В белую ночь у костра - Юрий Коринец
Шрифт:
Интервал:
Закладка:
— Как «сняли»? — спросил я тихо.
— Известно как: вздремнул он маленько на тюках, я его и прикончил ножом. Взрывчатку заложил, шнур запалил. А тут из будочки ещё солдатик вышёл. Шнур-то горит, к динамиту подбирается, а я лежу, не шелохнусь, чтобы себя не обнаруживать. Думал, человек опять спать уйдёт, а он к часовому — и крик поднял… Ну, я в воду… Тут и оглушило меня взрывом. Больше ничего не помню… Очнулся я много спустя, через несколько месяцев, у старушки одной в избе, в деревне Вазенцы, что на Онеге, вверх по течению. А брательников моих тогда всех поубивали, пока я в беспамятстве валялся. Четверых на куски порубили, один без вести сгинул, а одного в проруби утопили… Отец с горя руки на себя наложить хотел, да уберёгся от греха — всё меня искал… Встретились мы с ним уже после, когда опять Советская власть установилась… А потом переехали в Кандалакшу…
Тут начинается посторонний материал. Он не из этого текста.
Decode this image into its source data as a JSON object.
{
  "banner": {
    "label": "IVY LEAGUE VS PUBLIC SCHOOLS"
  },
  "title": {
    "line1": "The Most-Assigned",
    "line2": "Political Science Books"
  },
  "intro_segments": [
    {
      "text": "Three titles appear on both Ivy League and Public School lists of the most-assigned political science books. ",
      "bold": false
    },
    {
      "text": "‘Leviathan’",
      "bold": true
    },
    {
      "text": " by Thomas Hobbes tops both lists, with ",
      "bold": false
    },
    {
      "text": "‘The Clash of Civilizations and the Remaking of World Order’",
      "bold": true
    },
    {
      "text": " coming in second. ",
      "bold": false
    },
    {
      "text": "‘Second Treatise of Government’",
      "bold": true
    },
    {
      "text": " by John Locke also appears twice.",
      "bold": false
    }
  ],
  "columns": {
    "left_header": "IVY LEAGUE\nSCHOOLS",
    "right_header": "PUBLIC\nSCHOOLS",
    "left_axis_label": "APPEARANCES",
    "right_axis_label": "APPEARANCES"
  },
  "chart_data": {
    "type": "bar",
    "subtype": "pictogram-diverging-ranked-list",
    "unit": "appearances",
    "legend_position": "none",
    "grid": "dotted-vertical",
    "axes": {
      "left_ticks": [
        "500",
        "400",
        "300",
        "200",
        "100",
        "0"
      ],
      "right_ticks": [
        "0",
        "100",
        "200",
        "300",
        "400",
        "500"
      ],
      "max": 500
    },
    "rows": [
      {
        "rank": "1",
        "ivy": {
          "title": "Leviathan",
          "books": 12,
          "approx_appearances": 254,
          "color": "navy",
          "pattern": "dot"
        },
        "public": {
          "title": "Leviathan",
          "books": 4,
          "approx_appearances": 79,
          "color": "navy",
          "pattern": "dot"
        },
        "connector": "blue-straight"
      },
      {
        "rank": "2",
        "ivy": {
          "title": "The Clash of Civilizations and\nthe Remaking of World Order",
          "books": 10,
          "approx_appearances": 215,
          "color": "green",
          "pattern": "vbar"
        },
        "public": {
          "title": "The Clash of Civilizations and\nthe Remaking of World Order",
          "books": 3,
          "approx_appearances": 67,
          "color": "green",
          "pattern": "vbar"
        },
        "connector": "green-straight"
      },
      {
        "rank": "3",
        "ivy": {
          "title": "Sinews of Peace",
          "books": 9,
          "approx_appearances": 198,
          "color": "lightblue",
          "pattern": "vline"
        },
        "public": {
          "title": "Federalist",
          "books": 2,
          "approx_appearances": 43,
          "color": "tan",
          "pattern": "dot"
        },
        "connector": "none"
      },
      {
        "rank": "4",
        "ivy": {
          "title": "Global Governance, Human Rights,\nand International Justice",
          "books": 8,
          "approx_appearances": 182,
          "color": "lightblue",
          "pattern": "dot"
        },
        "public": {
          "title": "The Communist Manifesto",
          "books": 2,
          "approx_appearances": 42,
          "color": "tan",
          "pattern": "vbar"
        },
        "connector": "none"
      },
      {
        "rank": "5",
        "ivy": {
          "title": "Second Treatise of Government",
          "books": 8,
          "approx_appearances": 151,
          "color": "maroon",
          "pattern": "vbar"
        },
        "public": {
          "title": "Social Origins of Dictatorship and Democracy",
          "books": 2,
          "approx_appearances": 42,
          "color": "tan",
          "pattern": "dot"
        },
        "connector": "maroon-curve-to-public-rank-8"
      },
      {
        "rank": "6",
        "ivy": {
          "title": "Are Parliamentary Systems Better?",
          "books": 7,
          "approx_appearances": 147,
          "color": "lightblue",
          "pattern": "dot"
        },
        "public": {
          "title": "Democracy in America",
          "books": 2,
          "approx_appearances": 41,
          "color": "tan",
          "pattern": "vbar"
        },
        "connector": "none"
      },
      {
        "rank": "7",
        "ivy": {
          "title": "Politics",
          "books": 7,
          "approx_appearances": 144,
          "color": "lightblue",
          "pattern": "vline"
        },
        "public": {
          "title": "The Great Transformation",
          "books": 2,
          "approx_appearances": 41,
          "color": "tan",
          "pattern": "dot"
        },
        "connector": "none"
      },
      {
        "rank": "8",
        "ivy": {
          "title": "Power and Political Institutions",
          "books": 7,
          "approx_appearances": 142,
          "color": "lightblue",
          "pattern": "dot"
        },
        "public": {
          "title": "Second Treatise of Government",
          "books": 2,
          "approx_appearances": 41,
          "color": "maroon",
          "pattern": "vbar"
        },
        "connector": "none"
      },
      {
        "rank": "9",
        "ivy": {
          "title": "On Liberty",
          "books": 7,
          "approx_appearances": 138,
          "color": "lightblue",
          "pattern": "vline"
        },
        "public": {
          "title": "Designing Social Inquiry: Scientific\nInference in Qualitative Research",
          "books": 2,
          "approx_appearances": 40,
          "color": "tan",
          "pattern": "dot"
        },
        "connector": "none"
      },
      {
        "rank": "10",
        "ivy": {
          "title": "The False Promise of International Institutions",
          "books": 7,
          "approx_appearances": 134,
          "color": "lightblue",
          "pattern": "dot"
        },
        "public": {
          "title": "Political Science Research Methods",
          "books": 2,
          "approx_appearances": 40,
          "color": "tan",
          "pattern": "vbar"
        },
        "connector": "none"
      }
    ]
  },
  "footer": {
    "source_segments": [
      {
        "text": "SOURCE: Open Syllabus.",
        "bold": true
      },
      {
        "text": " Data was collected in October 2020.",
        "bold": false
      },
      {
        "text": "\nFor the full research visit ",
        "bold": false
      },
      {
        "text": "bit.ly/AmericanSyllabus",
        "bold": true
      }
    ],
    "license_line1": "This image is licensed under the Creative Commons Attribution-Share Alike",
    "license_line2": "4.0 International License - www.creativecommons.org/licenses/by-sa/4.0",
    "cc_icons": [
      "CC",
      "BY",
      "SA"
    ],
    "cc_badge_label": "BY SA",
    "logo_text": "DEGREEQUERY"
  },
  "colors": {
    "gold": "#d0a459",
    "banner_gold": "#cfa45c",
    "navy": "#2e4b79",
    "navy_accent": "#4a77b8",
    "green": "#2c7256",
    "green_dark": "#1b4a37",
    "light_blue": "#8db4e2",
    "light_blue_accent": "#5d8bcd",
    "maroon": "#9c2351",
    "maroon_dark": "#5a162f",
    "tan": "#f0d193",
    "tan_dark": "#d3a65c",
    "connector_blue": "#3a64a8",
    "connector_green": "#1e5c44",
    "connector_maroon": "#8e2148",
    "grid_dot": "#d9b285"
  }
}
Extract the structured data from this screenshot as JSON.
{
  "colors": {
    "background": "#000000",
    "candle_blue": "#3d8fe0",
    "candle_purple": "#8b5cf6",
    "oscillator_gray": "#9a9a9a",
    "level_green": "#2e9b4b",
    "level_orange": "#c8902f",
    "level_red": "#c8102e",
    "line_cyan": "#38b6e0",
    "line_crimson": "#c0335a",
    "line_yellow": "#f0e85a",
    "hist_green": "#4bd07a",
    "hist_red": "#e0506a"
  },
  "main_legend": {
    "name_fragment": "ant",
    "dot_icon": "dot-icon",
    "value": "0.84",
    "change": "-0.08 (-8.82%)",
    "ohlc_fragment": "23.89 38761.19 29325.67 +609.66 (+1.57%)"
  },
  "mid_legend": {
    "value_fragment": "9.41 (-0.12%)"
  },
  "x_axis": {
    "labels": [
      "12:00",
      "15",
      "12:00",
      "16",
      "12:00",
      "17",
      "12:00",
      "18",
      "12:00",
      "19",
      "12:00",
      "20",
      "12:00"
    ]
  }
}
— А теперь послушай меня, — сказал дядя. — Человек, которого я в Испании встретил, случайно оказался тогда неподалёку. Он командовал там особым отрядом. Его разведчики видели, как взорвалась баржа и как беляки тебя на лодке из Онеги выловили, как затащили в какую-то избушку на берегу. Доложили об этом командиру, и он решил тебя вызволить. Нагрянул с красноармейцами на эту избушку, всех там перебил, а тебя вынес… Он сказал мне, что ты там распятый на стене висел, — вдруг сказал дядя.
Я сразу опустил глаза в землю. Неудобно мне как-то стало смотреть на Порфирия.
— Покажи-ка руки, — сказал дядя.
Порфирий посмотрел на свои руки. Тут я тоже на его руки посмотрел. И дядя. Руки у Порфирия были огромные, как лопаты. Кожа на них была толстая, вся в буграх и трещинах, суставы пальцев неестественно толстые, распухшие, а посерёдке ладоней небольшие шрамчики и кожа на них белая, гладкая, без пор.
— Христос ты у нас, оказывается, — сказал дядя.
— То-то меня так ломить стало последнее время, — смущённо улыбнулся Порфирий. — Ноги ломит и руки. И пальцы вот тоже плохо сгибаются… Ну, а дальше-то что?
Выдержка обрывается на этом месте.